Metal edging details the planting areas, separating them from the precast paving tiles. Some plants are clipped and manicured to remain within the square and rectangular spaces while others, like the soft grasses, are allowed to flop outside the lines.
A rough rock slab and gravel pathway move through lush, vegetated squares that bring the viewer close to the living wall amongst the ferns and grasses. Here one can touch and look closely at the vegetated tiles that make up the wall.
I believe the vegetated wall panels are the Green Wall Panels by G-Sky. These are pretty cool products that make it easy for even the vegetated architecture novice to achieve good results. The designer can select a palette of plants that fits in with their design, G-Sky will then plant the tiles for them. Pretty simple and easy.
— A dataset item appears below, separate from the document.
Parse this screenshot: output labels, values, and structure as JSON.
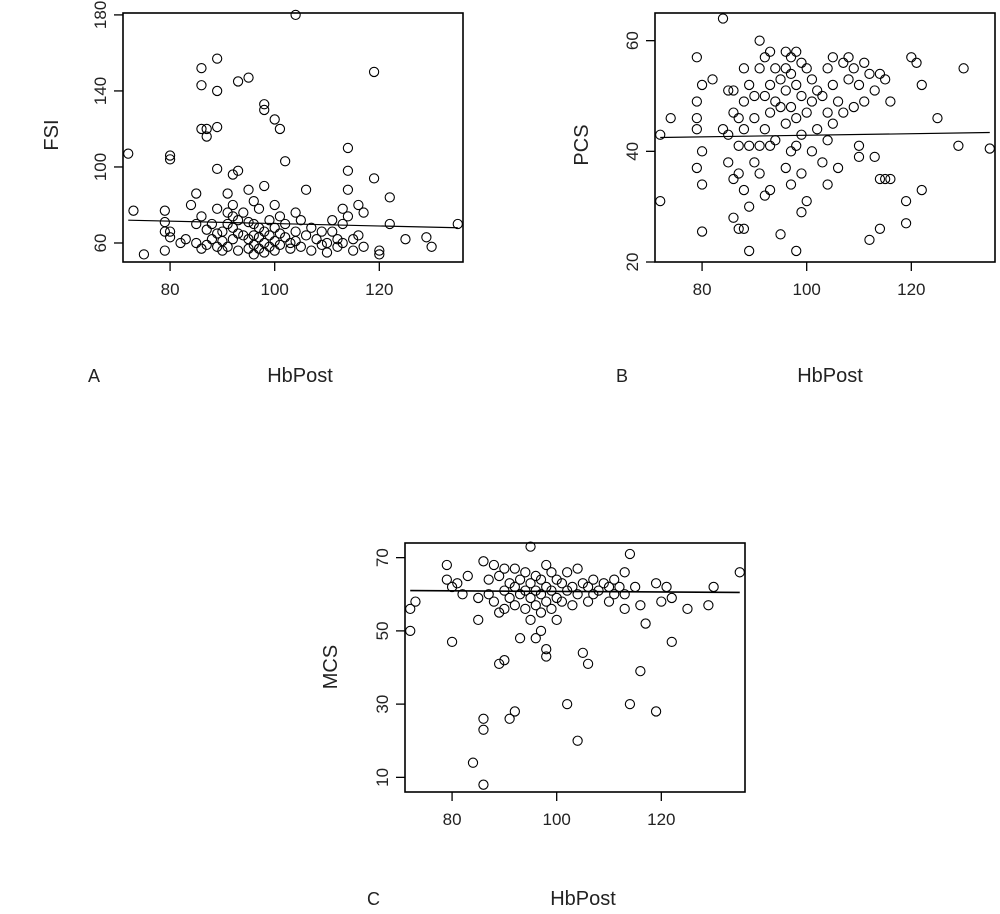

Here it looks like they are planted with a mix of dirt inside of fabric pouches and moss has filled in some gaps around some of the smaller plants. Drip irrigation is then added behind the system and here it is allowed to drip freely out the bottom and drain into the nearby planter bed.
This plaza has successfully managed to blend the feel of the richly vegetated Pacific Northwest with the clean lines of modern architecture while bringing in a cool element of new technology within landscape architecture. While this space was rather empty in these pictures, I’m certain that it’s just because it had recently rained and it was bitterly cold out. I can only imagine that on a sunny day this space would be full. I’ll make sure to visit again to capture this space on one of those days.